Scenes from the May employment report: expect more lackluster reports, and layoffs in manufacturing

Scenes from the May employment report: expect more lackluster reports, and layoffs in manufacturing

Three months ago when the poor February jobs report came out, I was just about the only commentator who saw it as a harbinger rather than an outlier. On Friday the naysayers got silenced.Let’s see how the more leading aspects of the employment report played out, with an eye towards the near future. To cut to the chase, expect more lackluster total payroll gains in the coming months, and further, it is a near certainty that there will be layoffs in manufacturing, probably totaling at least 50,000.

But first, let’s take a quick look at wage growth, which has pulled back slightly from the beginning of this year. Nominal wage growth is significant because employers do not give out inflation-indexed wage increases, and the pattern is that, as underemployment decreases below about 9%, wage growth increases:

That isn’t cause for concern yet, given the noise in the series, including at least two prior temporary downturns in this expansion alone. But on the other hand, note that an extended period of a slowdown or flatness in growth has tended to occur in the final stage of expansions. This is best shown when we track the YoY change in percent of wage growth itself (i.e., the second derivative), averaged quarterly in the graph below:



After a mid- to late-cycle acceleration in wage growth, there has been a sharp deceleration to near or past zero in each of the last three cycles. So far there is no significant such deceleration, but if growth-in-the-growth falls to 0.5% or below, that would be a yellow flag for wages and for an oncoming downturn in the economy.

Now let’s turn to the “leading” metrics in the report. Here is the alternate household report jobs number (blue) vs. the establishment report jobs number (red):

While the headline establishment report is much less noisy, it is thought that the household report may lead at turning points. If that is so at present, we can expect more poor headline jobs numbers in coming months to “resolve” the disparity.

Next, here’s an update on the m/m% change in manufacturing, residential construction, and temporary employment:

The sharp slowing since the beginning of this year is apparent. Still, manufacturing and temporary jobs held on to positive numbers in May. Earlier this year when I took a lengthy look at those sectors, I suggested that gains of less than 0.2% m/m were a yellow flag, while negative numbers by at least two sectors over a number of months were a red flag.

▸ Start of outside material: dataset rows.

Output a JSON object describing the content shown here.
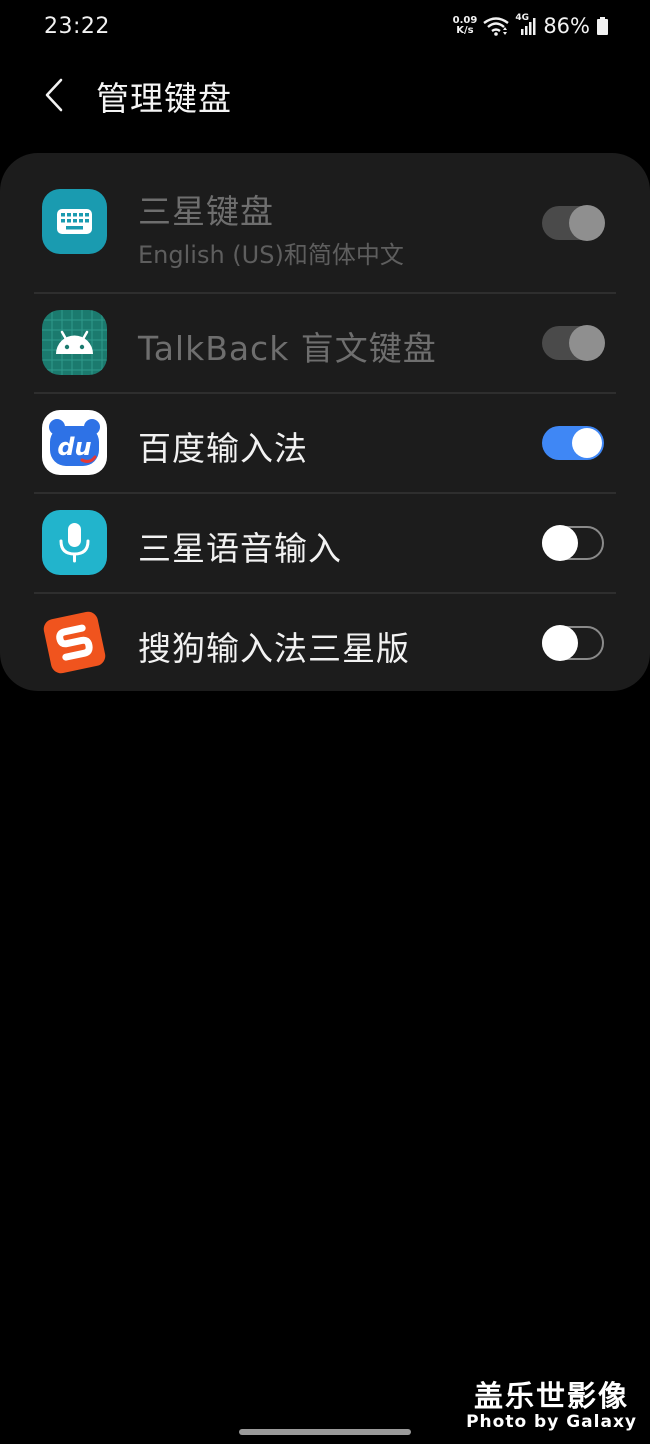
{
  "status_bar": {
    "time": "23:22",
    "net_speed_value": "0.09",
    "net_speed_unit": "K/s",
    "network_type": "4G",
    "battery_percent": "86%",
    "icons": [
      "wifi-icon",
      "cellular-signal-icon",
      "battery-icon"
    ]
  },
  "header": {
    "title": "管理键盘",
    "back_icon": "chevron-left-icon"
  },
  "keyboards": [
    {
      "name": "三星键盘",
      "subtitle": "English (US)和简体中文",
      "icon": "samsung-keyboard-icon",
      "icon_color": "#1a9bb0",
      "toggle": "on",
      "enabled": false
    },
    {
      "name": "TalkBack 盲文键盘",
      "icon": "android-braille-icon",
      "icon_color": "#1b7a6e",
      "toggle": "on",
      "enabled": false
    },
    {
      "name": "百度输入法",
      "icon": "baidu-du-icon",
      "icon_color": "#2e72e6",
      "toggle": "on",
      "enabled": true
    },
    {
      "name": "三星语音输入",
      "icon": "microphone-icon",
      "icon_color": "#22b4cc",
      "toggle": "off",
      "enabled": true
    },
    {
      "name": "搜狗输入法三星版",
      "icon": "sogou-s-icon",
      "icon_color": "#f0541e",
      "toggle": "off",
      "enabled": true
    }
  ],
  "watermark": {
    "line1": "盖乐世影像",
    "line2": "Photo by Galaxy"
  },
  "colors": {
    "background": "#000000",
    "card": "#1c1c1c",
    "accent": "#3f87f5"
  }
}
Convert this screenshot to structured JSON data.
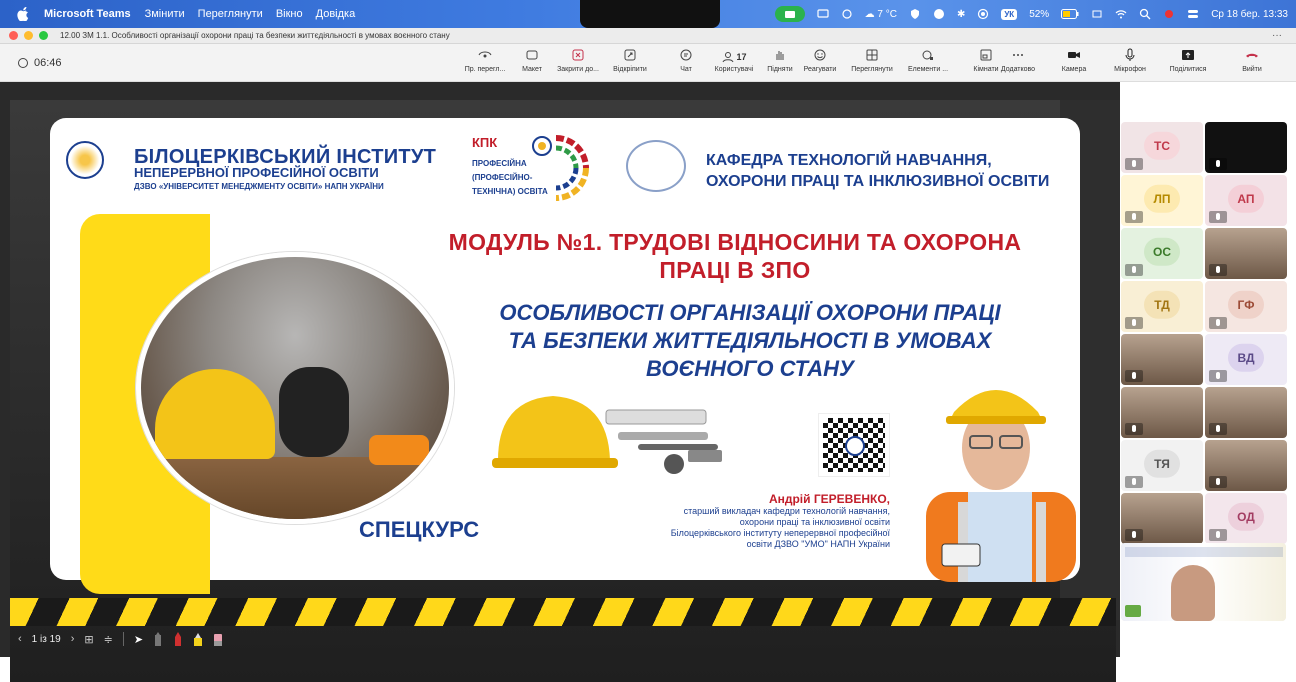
{
  "menubar": {
    "app_name": "Microsoft Teams",
    "items": [
      "Змінити",
      "Переглянути",
      "Вікно",
      "Довідка"
    ],
    "weather": "7 °C",
    "keyboard_layout": "УК",
    "battery": "52%",
    "datetime": "Ср 18 бер.  13:33"
  },
  "window": {
    "title": "12.00 ЗМ 1.1. Особливості організації охорони праці та безпеки життєдіяльності в умовах воєнного стану",
    "more": "···"
  },
  "toolbar": {
    "timer": "06:46",
    "buttons": [
      {
        "label": "Пр. перегл...",
        "icon": "eye-icon"
      },
      {
        "label": "Макет",
        "icon": "layout-icon"
      },
      {
        "label": "Закрити до...",
        "icon": "close-box-icon"
      },
      {
        "label": "Відкріпити",
        "icon": "unpin-icon"
      },
      {
        "label": "Чат",
        "icon": "chat-icon"
      },
      {
        "label": "Користувачі",
        "icon": "people-icon",
        "count": "17"
      },
      {
        "label": "Підняти",
        "icon": "hand-icon"
      },
      {
        "label": "Реагувати",
        "icon": "smile-icon"
      },
      {
        "label": "Переглянути",
        "icon": "grid-icon"
      },
      {
        "label": "Елементи ...",
        "icon": "apps-icon"
      },
      {
        "label": "Кімнати",
        "icon": "rooms-icon"
      },
      {
        "label": "Додатково",
        "icon": "more-icon"
      },
      {
        "label": "Камера",
        "icon": "camera-icon"
      },
      {
        "label": "Мікрофон",
        "icon": "mic-icon"
      },
      {
        "label": "Поділитися",
        "icon": "share-icon"
      },
      {
        "label": "Вийти",
        "icon": "leave-icon"
      }
    ]
  },
  "slide": {
    "inst_title": "БІЛОЦЕРКІВСЬКИЙ ІНСТИТУТ",
    "inst_sub1": "НЕПЕРЕРВНОЇ ПРОФЕСІЙНОЇ ОСВІТИ",
    "inst_sub2": "ДЗВО «УНІВЕРСИТЕТ МЕНЕДЖМЕНТУ ОСВІТИ» НАПН УКРАЇНИ",
    "kpk_word": "КПК",
    "kpk_line1": "ПРОФЕСІЙНА",
    "kpk_line2": "(ПРОФЕСІЙНО-",
    "kpk_line3": "ТЕХНІЧНА) ОСВІТА",
    "dept_line1": "КАФЕДРА ТЕХНОЛОГІЙ НАВЧАННЯ,",
    "dept_line2": "ОХОРОНИ ПРАЦІ ТА ІНКЛЮЗИВНОЇ ОСВІТИ",
    "module_line1": "МОДУЛЬ №1. ТРУДОВІ ВІДНОСИНИ ТА ОХОРОНА",
    "module_line2": "ПРАЦІ В ЗПО",
    "topic_line1": "ОСОБЛИВОСТІ ОРГАНІЗАЦІЇ ОХОРОНИ ПРАЦІ",
    "topic_line2": "ТА БЕЗПЕКИ ЖИТТЕДІЯЛЬНОСТІ В УМОВАХ",
    "topic_line3": "ВОЄННОГО СТАНУ",
    "course_label": "СПЕЦКУРС",
    "author_name": "Андрій ГЕРЕВЕНКО,",
    "author_bio1": "старший викладач кафедри технологій навчання,",
    "author_bio2": "охорони праці та інклюзивної освіти",
    "author_bio3": "Білоцерківського інституту неперервної професійної",
    "author_bio4": "освіти ДЗВО \"УМО\" НАПН України"
  },
  "participants": [
    {
      "initials": "ТС",
      "bg": "#f1e4e6",
      "fg": "#c0394b",
      "chip": "#f6d7db"
    },
    {
      "initials": "",
      "bg": "#111111",
      "fg": "#fff",
      "chip": "#111111",
      "dark": true
    },
    {
      "initials": "ЛП",
      "bg": "#fff5d6",
      "fg": "#b58a00",
      "chip": "#fdeab0"
    },
    {
      "initials": "АП",
      "bg": "#f3e2e7",
      "fg": "#c0394b",
      "chip": "#f4cfd7"
    },
    {
      "initials": "ОС",
      "bg": "#e4f2e0",
      "fg": "#3b7a2a",
      "chip": "#cfe8c7"
    },
    {
      "initials": "",
      "video": true
    },
    {
      "initials": "ТД",
      "bg": "#f9efd5",
      "fg": "#a27512",
      "chip": "#f4e2b6"
    },
    {
      "initials": "ГФ",
      "bg": "#f5e6e1",
      "fg": "#9c4b36",
      "chip": "#efd2c9"
    },
    {
      "initials": "",
      "video": true
    },
    {
      "initials": "ВД",
      "bg": "#eeeaf5",
      "fg": "#5b4a88",
      "chip": "#dcd3ee"
    },
    {
      "initials": "",
      "video": true
    },
    {
      "initials": "",
      "video": true
    },
    {
      "initials": "ТЯ",
      "bg": "#f2f2f2",
      "fg": "#555555",
      "chip": "#e1e1e1"
    },
    {
      "initials": "",
      "video": true
    },
    {
      "initials": "",
      "video": true
    },
    {
      "initials": "ОД",
      "bg": "#f3e6ec",
      "fg": "#a33c62",
      "chip": "#edd0dc"
    }
  ],
  "slidenav": {
    "counter": "1 із 19"
  }
}
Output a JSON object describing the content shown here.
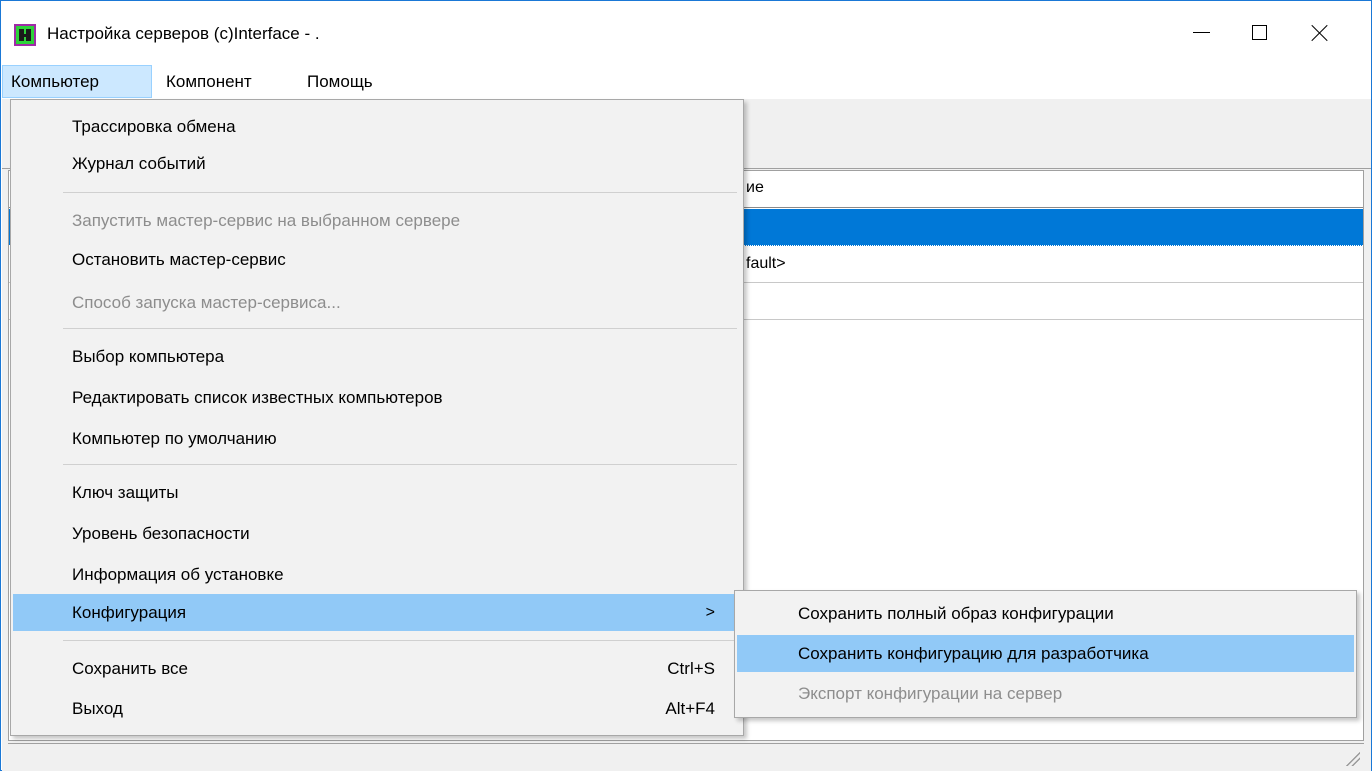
{
  "window": {
    "title": "Настройка серверов (c)Interface - ."
  },
  "menubar": {
    "items": [
      {
        "label": "Компьютер"
      },
      {
        "label": "Компонент"
      },
      {
        "label": "Помощь"
      }
    ]
  },
  "list": {
    "header_fragment": "ие",
    "rows": [
      {
        "text": ""
      },
      {
        "text": "fault>"
      },
      {
        "text": ""
      }
    ]
  },
  "computer_menu": {
    "items": [
      {
        "label": "Трассировка обмена",
        "enabled": true
      },
      {
        "label": "Журнал событий",
        "enabled": true
      },
      {
        "label": "Запустить мастер-сервис на выбранном сервере",
        "enabled": false
      },
      {
        "label": "Остановить мастер-сервис",
        "enabled": true
      },
      {
        "label": "Способ запуска мастер-сервиса...",
        "enabled": false
      },
      {
        "label": "Выбор компьютера",
        "enabled": true
      },
      {
        "label": "Редактировать список известных компьютеров",
        "enabled": true
      },
      {
        "label": "Компьютер по умолчанию",
        "enabled": true
      },
      {
        "label": "Ключ защиты",
        "enabled": true
      },
      {
        "label": "Уровень безопасности",
        "enabled": true
      },
      {
        "label": "Информация об установке",
        "enabled": true
      },
      {
        "label": "Конфигурация",
        "enabled": true,
        "submenu_arrow": ">",
        "highlighted": true
      },
      {
        "label": "Сохранить все",
        "enabled": true,
        "shortcut": "Ctrl+S"
      },
      {
        "label": "Выход",
        "enabled": true,
        "shortcut": "Alt+F4"
      }
    ]
  },
  "config_submenu": {
    "items": [
      {
        "label": "Сохранить полный образ конфигурации",
        "enabled": true
      },
      {
        "label": "Сохранить конфигурацию для разработчика",
        "enabled": true,
        "highlighted": true
      },
      {
        "label": "Экспорт конфигурации на сервер",
        "enabled": false
      }
    ]
  },
  "colors": {
    "menu_highlight": "#91c9f7",
    "selected_row": "#0078d7",
    "menubar_active": "#cce8ff",
    "disabled_text": "#8d8d8d"
  },
  "icons": {
    "app": "app-icon",
    "minimize": "minimize-icon",
    "maximize": "maximize-icon",
    "close": "close-icon",
    "submenu": "chevron-right-icon",
    "resize": "resize-grip-icon"
  }
}
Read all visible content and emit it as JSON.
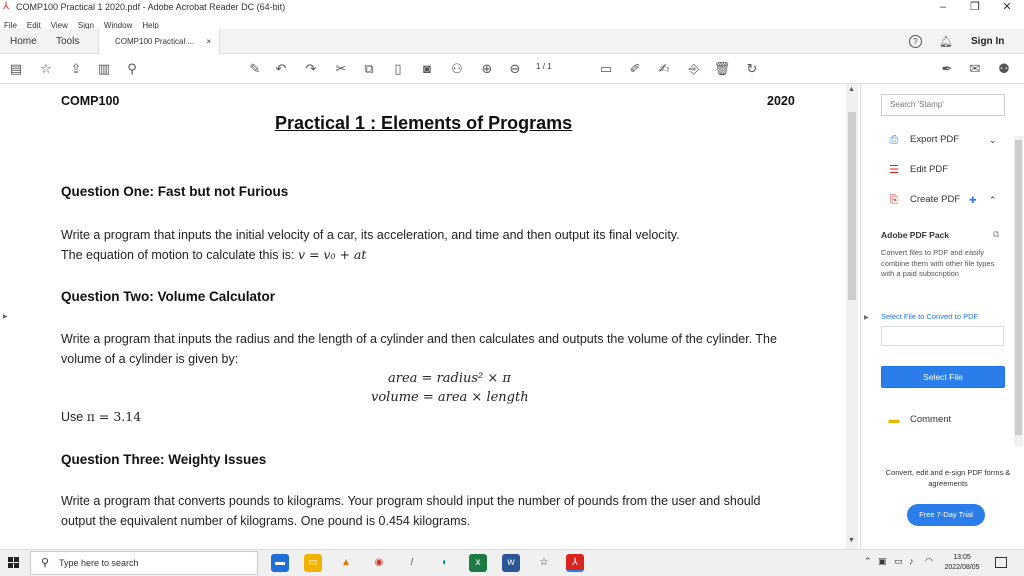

For now, we have a slowdown, but no imminent sign of recession.

Here is the broader goods sector of which manufacturing and construction are big parts vs. the service sector:

Note that goods-production jobs are much more cyclical, and have turned negative YoY before each of the last three recessions. They are still well into positive territory now.

Finally, expect significant layoffs in manufacturing.

The most leading metric of all is the manufacturing workweek. This turns down before manufacturing jobs themselves turn down (I.e., hours are cut back before jobs are cut back). These are now down -0.8 hours from peak (blue). The below graphs compares them with manufacturing employment (red):


While a downturn of -0.8 hours is significant, there have been six prior occasions (1952, 1966-68, 1978, 1985, 1996, and 1998-99) when there were declines of at least as much for more than one month without a recession ensuing. Unsurprisingly, these have usually coincided with economic slowdowns and yield curve flatness and inversions.On the other hand, as you can see (if you squint a little!) all of these occasions, including those that did not result in recessions, have coincided with an actual decline in manufacturing employment. The smallest of these was a loss of -85,000 jobs in 1995 vs. for example, a loss of -170,000 in the 2002-03 slowdown.

This is a warning that manufacturing jobs, which have not turned down yet, are likely to do so in the months ahead. Since only about 2/3’s as many people work in manufacturing as in the 1990s, an equivalent loss to the 1995 loss would be a little less than 60,000 jobs.

Another way to look at the same relationship is the YoY% change in each (averaged quarterly to cut down on noise, hours*2 for scale):

Going back 70+ years, every time there has been a cumulative YoY decline of 2% in hours, a YoY decline in manufacturing jobs has followed, on all but two occasions between zero and two quarters after YoY hours turned negative. [In 2015-16, there was a cumulative -1.9% decline in hours, and just barely a YoY loss of manufacturing jobs four quarters later.] If there is no improvement in the manufacturing workweek in June, that 2% threshold will have been reached. In that case we should expect at least about 30,000 job losses in manufacturing by the end of this year.

To sum up, Friday’s jobs report showed us multiple signs of present weakness in leading sectors, suggesting continued and more widespread weakness to come, and while there are no signs of an imminent actual downturn in the economy, if past patterns are followed, there will be significant losses in manufacturing employment in the months to come.